In the magnetic circuit, a regular hexagonal pole piece 8 is coaxially arranged around a cylindrical pole piece 2, and plate-shaped permanent magnets 13 are attached to each side surface 9 of the outer periphery of the regular hexagonal pole piece 8. A predetermined gap a is provided between the plate-shaped permanent magnets 13 on the side surface 9, outer yokes 14 are arranged and fixed on the outer surfaces 10 of the plate-shaped permanent magnets 13, and the lower part 15' of each outer yoke 14 is Hexagonal plate yoke 1
The moving coil 6 is inserted into the gap 5 formed in the circular hole 7 of the regular hexagonal pole piece 8. There is.

The magnetic circuit in the above embodiment uses a hexagonal columnar magnetic pole piece with a plate-shaped permanent magnet divided into six sections and a plate-shaped yoke, instead of the conventional ring-shaped permanent magnet and the cylindrical yoke that closely surrounds the ring-shaped permanent magnet. Cooling gaps a and a' are provided between the adjacent plate-shaped permanent magnets and between the plate-shaped yokes. This further improves the characteristics of the driving force by suppressing changes in the magnetic flux density of the magnet.
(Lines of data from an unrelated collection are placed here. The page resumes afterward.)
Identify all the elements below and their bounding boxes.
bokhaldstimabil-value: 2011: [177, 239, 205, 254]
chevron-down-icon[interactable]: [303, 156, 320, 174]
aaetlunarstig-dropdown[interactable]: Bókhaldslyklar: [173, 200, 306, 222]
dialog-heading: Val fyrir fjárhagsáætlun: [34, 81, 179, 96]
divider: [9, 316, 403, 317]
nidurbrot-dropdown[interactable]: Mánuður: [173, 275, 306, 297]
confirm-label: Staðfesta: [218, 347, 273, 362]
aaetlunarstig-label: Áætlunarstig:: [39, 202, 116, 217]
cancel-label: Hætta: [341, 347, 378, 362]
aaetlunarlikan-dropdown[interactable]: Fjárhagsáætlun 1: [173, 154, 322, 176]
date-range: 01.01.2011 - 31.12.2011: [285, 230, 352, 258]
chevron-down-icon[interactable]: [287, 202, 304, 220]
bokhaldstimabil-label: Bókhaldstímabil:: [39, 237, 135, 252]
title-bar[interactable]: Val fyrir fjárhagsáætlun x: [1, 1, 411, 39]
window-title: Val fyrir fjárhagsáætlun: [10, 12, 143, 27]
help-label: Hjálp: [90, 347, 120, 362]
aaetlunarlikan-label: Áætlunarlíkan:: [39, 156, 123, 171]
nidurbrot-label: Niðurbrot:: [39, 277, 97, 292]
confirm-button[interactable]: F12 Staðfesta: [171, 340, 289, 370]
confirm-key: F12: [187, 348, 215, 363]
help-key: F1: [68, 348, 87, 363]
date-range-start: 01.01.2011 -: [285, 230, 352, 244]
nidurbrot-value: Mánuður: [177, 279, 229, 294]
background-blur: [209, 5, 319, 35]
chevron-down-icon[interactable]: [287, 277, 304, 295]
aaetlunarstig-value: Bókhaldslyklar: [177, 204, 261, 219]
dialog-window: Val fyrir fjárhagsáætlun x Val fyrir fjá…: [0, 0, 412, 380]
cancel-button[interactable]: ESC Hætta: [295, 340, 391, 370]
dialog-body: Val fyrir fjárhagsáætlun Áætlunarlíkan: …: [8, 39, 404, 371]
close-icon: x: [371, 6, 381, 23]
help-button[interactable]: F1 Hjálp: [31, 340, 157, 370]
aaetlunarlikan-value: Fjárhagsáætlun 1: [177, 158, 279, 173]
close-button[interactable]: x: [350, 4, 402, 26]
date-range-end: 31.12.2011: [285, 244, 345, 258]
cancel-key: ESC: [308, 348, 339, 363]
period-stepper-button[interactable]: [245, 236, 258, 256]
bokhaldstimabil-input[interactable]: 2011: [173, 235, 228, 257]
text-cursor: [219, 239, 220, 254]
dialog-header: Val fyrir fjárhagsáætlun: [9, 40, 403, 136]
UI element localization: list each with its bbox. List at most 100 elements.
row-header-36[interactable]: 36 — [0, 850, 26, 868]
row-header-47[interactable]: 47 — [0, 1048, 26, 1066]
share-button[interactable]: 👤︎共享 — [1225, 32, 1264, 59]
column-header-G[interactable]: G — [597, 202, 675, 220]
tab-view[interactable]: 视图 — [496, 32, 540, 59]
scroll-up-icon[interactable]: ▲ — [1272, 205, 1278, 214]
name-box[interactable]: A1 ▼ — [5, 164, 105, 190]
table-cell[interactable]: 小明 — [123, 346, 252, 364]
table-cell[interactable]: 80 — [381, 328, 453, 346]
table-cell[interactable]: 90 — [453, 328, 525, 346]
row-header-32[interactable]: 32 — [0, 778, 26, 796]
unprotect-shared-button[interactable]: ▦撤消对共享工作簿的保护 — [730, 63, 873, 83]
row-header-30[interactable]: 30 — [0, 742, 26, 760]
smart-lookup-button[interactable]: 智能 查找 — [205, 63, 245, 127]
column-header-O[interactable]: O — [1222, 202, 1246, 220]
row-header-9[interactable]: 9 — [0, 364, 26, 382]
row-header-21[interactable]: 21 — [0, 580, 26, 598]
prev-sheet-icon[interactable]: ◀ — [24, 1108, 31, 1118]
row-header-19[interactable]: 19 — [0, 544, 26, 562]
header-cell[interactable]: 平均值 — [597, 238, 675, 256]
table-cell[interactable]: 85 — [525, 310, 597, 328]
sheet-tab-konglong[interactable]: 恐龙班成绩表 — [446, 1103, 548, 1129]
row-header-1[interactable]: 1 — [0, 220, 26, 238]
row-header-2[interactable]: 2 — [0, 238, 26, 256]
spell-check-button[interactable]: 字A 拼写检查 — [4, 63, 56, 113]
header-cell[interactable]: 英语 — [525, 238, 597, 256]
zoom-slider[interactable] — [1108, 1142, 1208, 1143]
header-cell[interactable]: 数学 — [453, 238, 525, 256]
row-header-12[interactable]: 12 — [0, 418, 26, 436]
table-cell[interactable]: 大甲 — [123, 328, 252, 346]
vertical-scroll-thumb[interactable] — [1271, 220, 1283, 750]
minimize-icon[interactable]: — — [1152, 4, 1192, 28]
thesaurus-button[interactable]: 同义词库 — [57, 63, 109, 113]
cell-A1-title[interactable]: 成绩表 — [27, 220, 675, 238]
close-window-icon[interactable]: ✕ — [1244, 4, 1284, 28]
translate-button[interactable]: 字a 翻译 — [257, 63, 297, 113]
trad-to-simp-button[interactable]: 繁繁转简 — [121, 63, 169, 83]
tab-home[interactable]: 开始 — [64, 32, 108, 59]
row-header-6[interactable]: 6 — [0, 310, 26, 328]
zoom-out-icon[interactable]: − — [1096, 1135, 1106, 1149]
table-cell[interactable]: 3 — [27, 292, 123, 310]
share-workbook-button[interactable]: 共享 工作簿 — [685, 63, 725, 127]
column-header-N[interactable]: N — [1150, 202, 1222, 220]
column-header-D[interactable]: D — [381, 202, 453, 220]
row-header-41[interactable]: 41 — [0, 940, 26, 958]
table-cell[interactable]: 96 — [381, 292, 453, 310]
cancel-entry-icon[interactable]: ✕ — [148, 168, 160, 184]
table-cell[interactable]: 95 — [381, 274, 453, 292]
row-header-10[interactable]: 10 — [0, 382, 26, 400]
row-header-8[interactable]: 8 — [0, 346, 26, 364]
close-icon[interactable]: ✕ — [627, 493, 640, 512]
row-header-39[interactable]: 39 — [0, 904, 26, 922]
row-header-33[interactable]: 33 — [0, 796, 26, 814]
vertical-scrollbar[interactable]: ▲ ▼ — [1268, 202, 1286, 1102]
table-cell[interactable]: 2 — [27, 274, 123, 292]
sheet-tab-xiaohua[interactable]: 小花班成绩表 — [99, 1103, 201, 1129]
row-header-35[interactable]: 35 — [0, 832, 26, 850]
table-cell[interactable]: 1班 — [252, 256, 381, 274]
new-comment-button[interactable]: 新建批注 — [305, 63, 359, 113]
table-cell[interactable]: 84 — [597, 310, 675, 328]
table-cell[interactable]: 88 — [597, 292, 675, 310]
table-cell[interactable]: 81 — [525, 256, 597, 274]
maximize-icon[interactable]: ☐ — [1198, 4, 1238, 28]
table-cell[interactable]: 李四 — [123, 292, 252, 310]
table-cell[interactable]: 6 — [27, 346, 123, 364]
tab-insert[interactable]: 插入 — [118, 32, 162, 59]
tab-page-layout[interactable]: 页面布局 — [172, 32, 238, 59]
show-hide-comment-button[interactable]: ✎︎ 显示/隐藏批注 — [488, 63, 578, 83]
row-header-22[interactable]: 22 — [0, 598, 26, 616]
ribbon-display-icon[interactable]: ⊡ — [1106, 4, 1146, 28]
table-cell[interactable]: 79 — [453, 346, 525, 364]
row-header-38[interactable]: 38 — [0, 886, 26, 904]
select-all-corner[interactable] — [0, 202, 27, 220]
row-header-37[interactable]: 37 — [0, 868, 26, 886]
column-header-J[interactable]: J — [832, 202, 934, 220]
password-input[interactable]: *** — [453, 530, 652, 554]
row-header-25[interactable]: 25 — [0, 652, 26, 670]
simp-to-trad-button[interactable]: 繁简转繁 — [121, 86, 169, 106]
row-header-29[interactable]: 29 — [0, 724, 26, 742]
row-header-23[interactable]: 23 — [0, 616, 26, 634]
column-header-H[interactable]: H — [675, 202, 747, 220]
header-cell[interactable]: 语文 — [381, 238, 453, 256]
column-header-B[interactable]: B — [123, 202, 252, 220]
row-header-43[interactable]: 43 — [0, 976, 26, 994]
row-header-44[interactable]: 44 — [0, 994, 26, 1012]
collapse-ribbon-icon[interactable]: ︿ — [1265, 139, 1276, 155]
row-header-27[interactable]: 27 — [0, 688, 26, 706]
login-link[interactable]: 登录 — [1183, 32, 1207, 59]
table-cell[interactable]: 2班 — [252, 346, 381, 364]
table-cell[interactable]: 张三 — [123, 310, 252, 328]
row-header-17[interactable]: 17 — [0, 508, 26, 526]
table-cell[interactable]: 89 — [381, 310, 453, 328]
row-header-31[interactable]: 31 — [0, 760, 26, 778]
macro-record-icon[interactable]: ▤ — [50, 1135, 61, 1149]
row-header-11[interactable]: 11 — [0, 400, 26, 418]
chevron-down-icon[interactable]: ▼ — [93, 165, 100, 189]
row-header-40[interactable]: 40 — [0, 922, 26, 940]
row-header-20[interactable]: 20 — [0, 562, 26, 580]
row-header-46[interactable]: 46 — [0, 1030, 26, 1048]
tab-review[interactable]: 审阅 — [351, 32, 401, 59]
In the embodiment, the magnetic pole piece is described as having a regular hexagonal column shape, but it goes without saying that it can be made into any regular polygonal column, and that a wide variety of yoke shapes can be used.

In addition, since rectangular magnets are used, the magnetization of these plate magnets can be done in the direction parallel to the thickness. There is no need to use a magnet, and even with the same magnet length, it can be carried out more easily with less magnetizing force.

Furthermore, since a high-performance magnetic circuit requires a large magnetizing force, for example when rare earth magnets are used, the magnetic circuit of this invention is more advantageous, and furthermore, the assembly of the magnetic circuit is much easier than the conventional one. Become.

[Brief explanation of the drawing]

Fig. 1 is a longitudinal sectional front view of a conventional magnetic circuit, Fig. 2 is a plan view thereof, Fig. 3 is a longitudinal sectional front view of the magnetic circuit of this invention, Fig. 4 is a plan view thereof, and Fig. 5 is a rectangular plate. FIG. 3 is a perspective view of a shaped permanent magnet and a yoke portion. In the figure, 2...Cylindrical magnetic pole piece, 5...Gap, 7...Circular hole, 8...Regular hexagonal columnar magnetic pole piece, 11...・Regular hexagonal plate yoke, 14・・・・・・
Outer yoke, 13...Plate permanent magnet, aa'...
····gap.

Claims (1)

[Scope of utility model registration request] A magnetic circuit in which a magnetic field in the radial direction is formed in the gap by permanent magnets arranged in layers with a cylindrical magnetic pole piece forming an air gap around the outer periphery of the cylindrical magnetic pole piece, a cylindrical magnetic pole piece having a plate-shaped yoke connected to the bottom surface; A regular polygonal pole piece that is made of a regular polygonal prism, has a circular hole that can be loosely inserted by forming a gap around the outer periphery, and is arranged coaxially with the cylindrical pole piece, and a gap adjacent to the regular polygonal pole piece in the circumferential direction. It consists of a plate-shaped permanent magnet magnetized in the thickness direction, which is attached to each side of the plate, and a yoke which is attached to the outer side of the plate-shaped permanent magnet and connected to the plate-shaped yoke of the cylindrical pole piece magnetic circuit.